If it’s true that three makes a trend, there’s something afoot: Three French and Italian designers have been showing their fascination for the British Isles lately. First, Sabato De Sarno brought Gucci to London; secondly, Maria Grazia Chuiri took Dior to Scotland; and thirdly, Julien Dossena designed this Rabanne collection around his admiration for British style.
He crossed the channel in his head, rather than literally, shooting his lookbook on a set with a Scottish lake as a backdrop. What could have attracted him about the British and their way of dressing? “It’s really the freedom of it. You can feel the cultural identity of English people straightaway, in how they mix things together to build their identities. It’s very different from French people—which I wouldn’t say is ‘bourgeois,’ but more cohesive. Which is less alive. I like that London feel—to have that sense of realness,” Dossena said. “So this,” he gestured to the character in the pictures, “is a wild Paco Rabanne girl on a weekend getaway, let’s say!“
Dossena said he’d been looking at “British thrift-store style, like in the ’80s, and early ’90s, at the beginning of techno music, and at the same time, the influence of the New Wave.
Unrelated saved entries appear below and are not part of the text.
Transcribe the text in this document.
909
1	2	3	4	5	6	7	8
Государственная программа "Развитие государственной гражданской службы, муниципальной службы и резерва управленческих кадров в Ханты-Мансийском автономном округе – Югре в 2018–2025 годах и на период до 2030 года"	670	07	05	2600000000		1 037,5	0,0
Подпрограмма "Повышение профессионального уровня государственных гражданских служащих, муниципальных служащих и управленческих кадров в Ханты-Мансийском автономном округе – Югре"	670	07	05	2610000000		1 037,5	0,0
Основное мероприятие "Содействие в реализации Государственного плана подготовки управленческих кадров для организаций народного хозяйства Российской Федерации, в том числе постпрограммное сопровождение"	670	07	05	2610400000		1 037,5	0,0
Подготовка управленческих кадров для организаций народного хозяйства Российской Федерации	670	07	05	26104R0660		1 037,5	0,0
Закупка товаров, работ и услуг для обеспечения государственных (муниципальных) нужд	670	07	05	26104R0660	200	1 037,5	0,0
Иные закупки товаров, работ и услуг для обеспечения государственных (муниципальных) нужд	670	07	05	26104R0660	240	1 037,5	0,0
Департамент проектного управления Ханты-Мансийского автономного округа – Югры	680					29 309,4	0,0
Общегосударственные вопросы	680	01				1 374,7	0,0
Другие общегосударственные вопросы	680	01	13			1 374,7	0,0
That exact moment.” The idea cleverly allowed him to explore casual wear—“energetic camo”—and things to wear on the street, as well as Rabanne’s more party-centric repertoire. As a piece of research, the theme provided a natural follow-on from Dossena’s last runway collection, a layered mash-up inspired by New York club and downtown styles of the ’80s.
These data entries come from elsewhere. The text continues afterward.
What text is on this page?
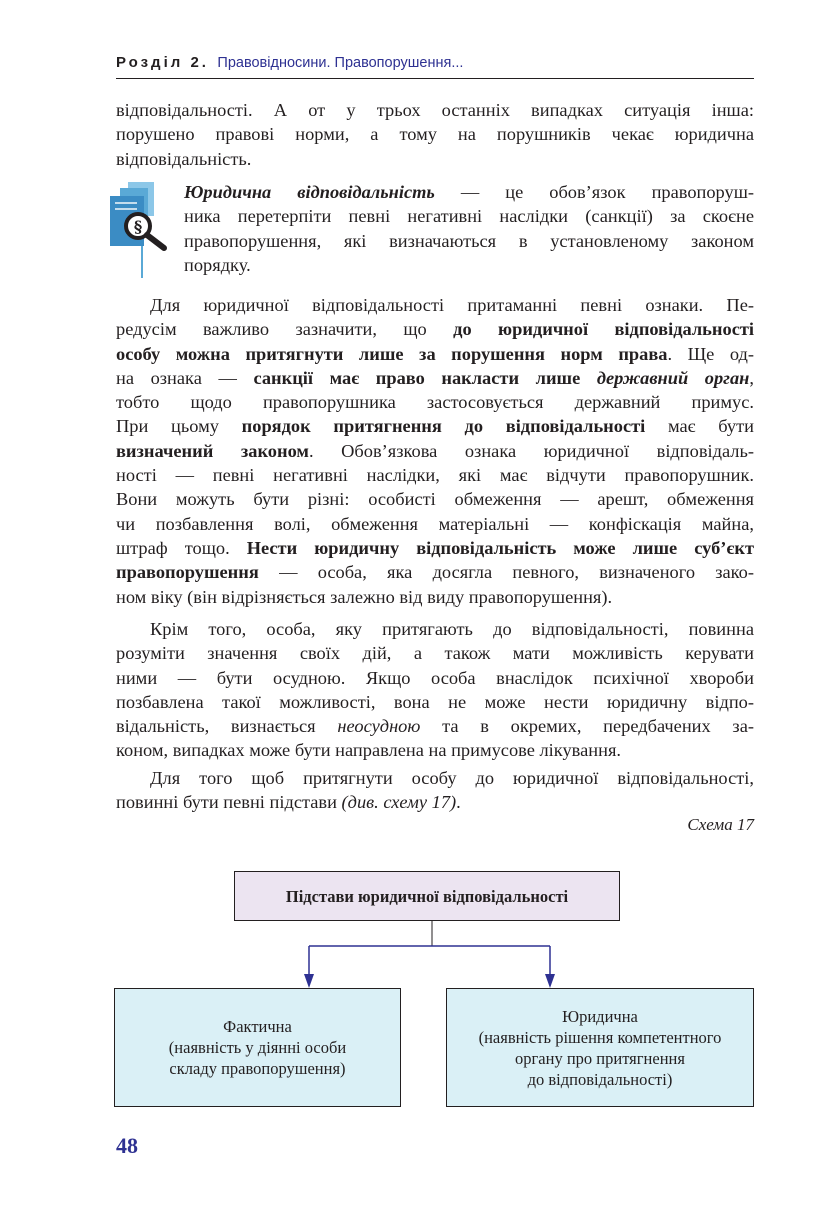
Розділ 2. Правовідносини. Правопорушення...
відповідальності. А от у трьох останніх випадках ситуація інша:
порушено правові норми, а тому на порушників чекає юридична
відповідальність.
§
Юридична відповідальність — це обов’язок правопоруш-
ника перетерпіти певні негативні наслідки (санкції) за скоєне
правопорушення, які визначаються в установленому законом
порядку.
Для юридичної відповідальності притаманні певні ознаки. Пе-
редусім важливо зазначити, що до юридичної відповідальності
особу можна притягнути лише за порушення норм права. Ще од-
на ознака — санкції має право накласти лише державний орган,
тобто щодо правопорушника застосовується державний примус.
При цьому порядок притягнення до відповідальності має бути
визначений законом. Обов’язкова ознака юридичної відповідаль-
ності — певні негативні наслідки, які має відчути правопорушник.
Вони можуть бути різні: особисті обмеження — арешт, обмеження
чи позбавлення волі, обмеження матеріальні — конфіскація майна,
штраф тощо. Нести юридичну відповідальність може лише суб’єкт
правопорушення — особа, яка досягла певного, визначеного зако-
ном віку (він відрізняється залежно від виду правопорушення).
Крім того, особа, яку притягають до відповідальності, повинна
розуміти значення своїх дій, а також мати можливість керувати
ними — бути осудною. Якщо особа внаслідок психічної хвороби
позбавлена такої можливості, вона не може нести юридичну відпо-
відальність, визнається неосудною та в окремих, передбачених за-
коном, випадках може бути направлена на примусове лікування.
Для того щоб притягнути особу до юридичної відповідальності,
повинні бути певні підстави (див. схему 17).
Схема 17
Підстави юридичної відповідальності
Фактична
(наявність у діянні особи
складу правопорушення)
Юридична
(наявність рішення компетентного
органу про притягнення
до відповідальності)
48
Dossena imagined a girl who’d “borrow family stuff and mix it with her London clothes.” There’s a chunky mustard-yellow tartan coat” worn over a glam cropped glittery animal-print top and jeans. An unexpectedly traditional granny cardigan, garlanded with flower embroidery, is layered over a deconstructed shirt-dress. You’d need to do a double-take to get this, but the silvery lozenge-shaped paillettes suspended in one of the tops seemed like a Rabanne wink at the diamond pattern of a Scottish argyle sweater.
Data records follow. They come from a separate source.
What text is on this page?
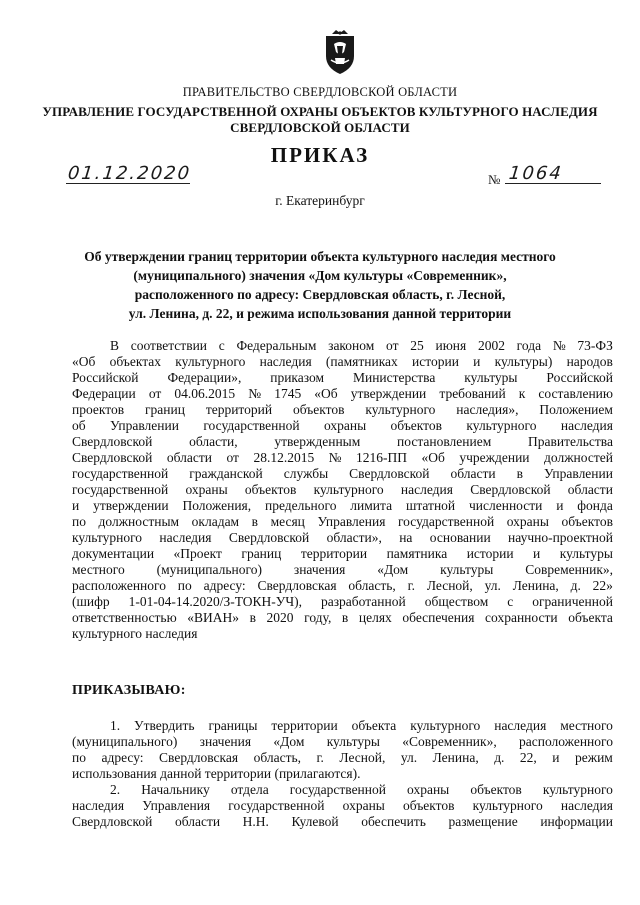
ПРАВИТЕЛЬСТВО СВЕРДЛОВСКОЙ ОБЛАСТИ
УПРАВЛЕНИЕ ГОСУДАРСТВЕННОЙ ОХРАНЫ ОБЪЕКТОВ КУЛЬТУРНОГО НАСЛЕДИЯ
СВЕРДЛОВСКОЙ ОБЛАСТИ
ПРИКАЗ
01.12.2020	№ 1064
г. Екатеринбург
Об утверждении границ территории объекта культурного наследия местного
(муниципального) значения «Дом культуры «Современник»,
расположенного по адресу: Свердловская область, г. Лесной,
ул. Ленина, д. 22, и режима использования данной территории
В соответствии с Федеральным законом от 25 июня 2002 года № 73-ФЗ
«Об объектах культурного наследия (памятниках истории и культуры) народов
Российской Федерации», приказом Министерства культуры Российской
Федерации от 04.06.2015 № 1745 «Об утверждении требований к составлению
проектов границ территорий объектов культурного наследия», Положением
об Управлении государственной охраны объектов культурного наследия
Свердловской	области,	утвержденным	постановлением	Правительства
Свердловской области от 28.12.2015 № 1216-ПП «Об учреждении должностей
государственной гражданской службы Свердловской области в Управлении
государственной охраны объектов культурного наследия Свердловской области
и утверждении Положения, предельного лимита штатной численности и фонда
по должностным окладам в месяц Управления государственной охраны объектов
культурного наследия Свердловской области», на основании научно-проектной
документации «Проект границ территории памятника истории и культуры
местного (муниципального) значения «Дом культуры Современник»,
расположенного по адресу: Свердловская область, г. Лесной, ул. Ленина, д. 22»
(шифр 1-01-04-14.2020/З-ТОКН-УЧ), разработанной обществом с ограниченной
ответственностью «ВИАН» в 2020 году, в целях обеспечения сохранности объекта
культурного наследия
ПРИКАЗЫВАЮ:
1. Утвердить границы территории объекта культурного наследия местного
(муниципального) значения «Дом культуры «Современник», расположенного
по адресу: Свердловская область, г. Лесной, ул. Ленина, д. 22, и режим
использования данной территории (прилагаются).
2. Начальнику отдела государственной охраны объектов культурного
наследия Управления государственной охраны объектов культурного наследия
Свердловской области Н.Н. Кулевой обеспечить размещение информации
At one point, Dossena compared a long, slim dress made from panels of fringed paisley-like print to the notion of a girl improvising a dress from her granny’s scarves. It raised a smile; post-Brexit, these days the British aren’t used to being complimented for anything by Europeans. In fact, of course, Dossena’s take on British-style is as French as French could be. And that’s exactly how it should be.